Composers like Lizst, Brahms, and Wagner start to incorporate the triangle (the instrument) into their concertos and symphonies, both as a solo instrument and as a complementary piece.
1960s
Left- and right-pointed triangles start to appear on tape decks representing "play," "rewind," and "fast forward," the start of a chain that'd lead to their appearance on pretty much anything that can play some kind of media.
1973
Pink Floyd release The Dark Side of the Moon, an album popular among your friends who like to blow smoke rings and do funky tricks after bong hits; its album art features a dope prism.
1979
Joy Division release Unknown Pleasures, a popular T-shirt design that happens to double as a post-punk record. It features a bunch of triangles, and while they're more like raggedy waves than true, strong shapes, they're too popular not to include.
1996
Jay Z, Dame Dash, and Kareem "Biggs" Burke found Roc-A-Fella Records, the label ultimately responsible for dozens of fleshy "diamonds" — they're triangles, come on — thrown into the air by celebrities grasping for an iota of street cred.
2003
After some time out of the spotlight, triangles make a huge comeback in the video for The White Stripes' "Seven Nation Army," a song you can still enjoy if you pretend Jack White had nothing to do with it.
2006
Daft Punk play a headlining set at Coachella inside a big-ass pyramid, one flanked by dozens of smaller (but still exciting) triangles. People love it! It pops up again on the cover of their live LP Alive 2007.
2010
A bunch of witch house bands — remember witch house? No?

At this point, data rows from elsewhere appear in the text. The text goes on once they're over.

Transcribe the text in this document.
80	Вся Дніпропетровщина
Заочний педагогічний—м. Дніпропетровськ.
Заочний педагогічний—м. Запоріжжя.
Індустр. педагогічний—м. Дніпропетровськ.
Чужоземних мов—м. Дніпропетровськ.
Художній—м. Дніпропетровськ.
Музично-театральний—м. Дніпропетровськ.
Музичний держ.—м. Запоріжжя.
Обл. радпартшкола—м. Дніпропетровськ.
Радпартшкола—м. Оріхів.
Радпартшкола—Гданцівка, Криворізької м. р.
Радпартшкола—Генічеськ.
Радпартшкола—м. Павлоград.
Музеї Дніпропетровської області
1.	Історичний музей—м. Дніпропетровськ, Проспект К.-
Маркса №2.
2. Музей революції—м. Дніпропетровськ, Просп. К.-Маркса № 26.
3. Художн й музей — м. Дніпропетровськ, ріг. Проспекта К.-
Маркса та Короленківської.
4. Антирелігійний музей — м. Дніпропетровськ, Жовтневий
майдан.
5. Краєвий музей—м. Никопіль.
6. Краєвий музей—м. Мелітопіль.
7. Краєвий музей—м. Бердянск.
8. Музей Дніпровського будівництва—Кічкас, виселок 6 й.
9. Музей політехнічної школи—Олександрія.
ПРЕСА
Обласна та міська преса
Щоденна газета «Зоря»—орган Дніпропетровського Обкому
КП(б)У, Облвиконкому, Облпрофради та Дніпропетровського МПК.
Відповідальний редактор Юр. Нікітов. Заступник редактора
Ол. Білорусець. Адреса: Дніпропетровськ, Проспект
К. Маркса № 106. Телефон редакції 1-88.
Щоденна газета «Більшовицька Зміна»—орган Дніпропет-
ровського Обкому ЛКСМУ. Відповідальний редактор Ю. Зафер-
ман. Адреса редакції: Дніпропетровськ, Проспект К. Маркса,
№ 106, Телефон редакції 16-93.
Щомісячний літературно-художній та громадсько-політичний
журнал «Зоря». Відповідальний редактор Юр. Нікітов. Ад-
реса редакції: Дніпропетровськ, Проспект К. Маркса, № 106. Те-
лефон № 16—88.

Me neither, honestly — root their aesthetics in triangles, which we can probably chalk up to their connection to the occult and a collective lack of creativity.
2012
Kesha's video for "Die Young" inspires a torrent of Illuminati conspiracy theories with its onslaught of triangles and triangle-adjacent shapes.
2013
Katy Perry releases a new album called Prism, and while it's free of triangle imagery on a track-by-track basis, her ensuing Prismatic World Tour is just as dependent on triangles as your average bridge or wind-resistant skyscraper.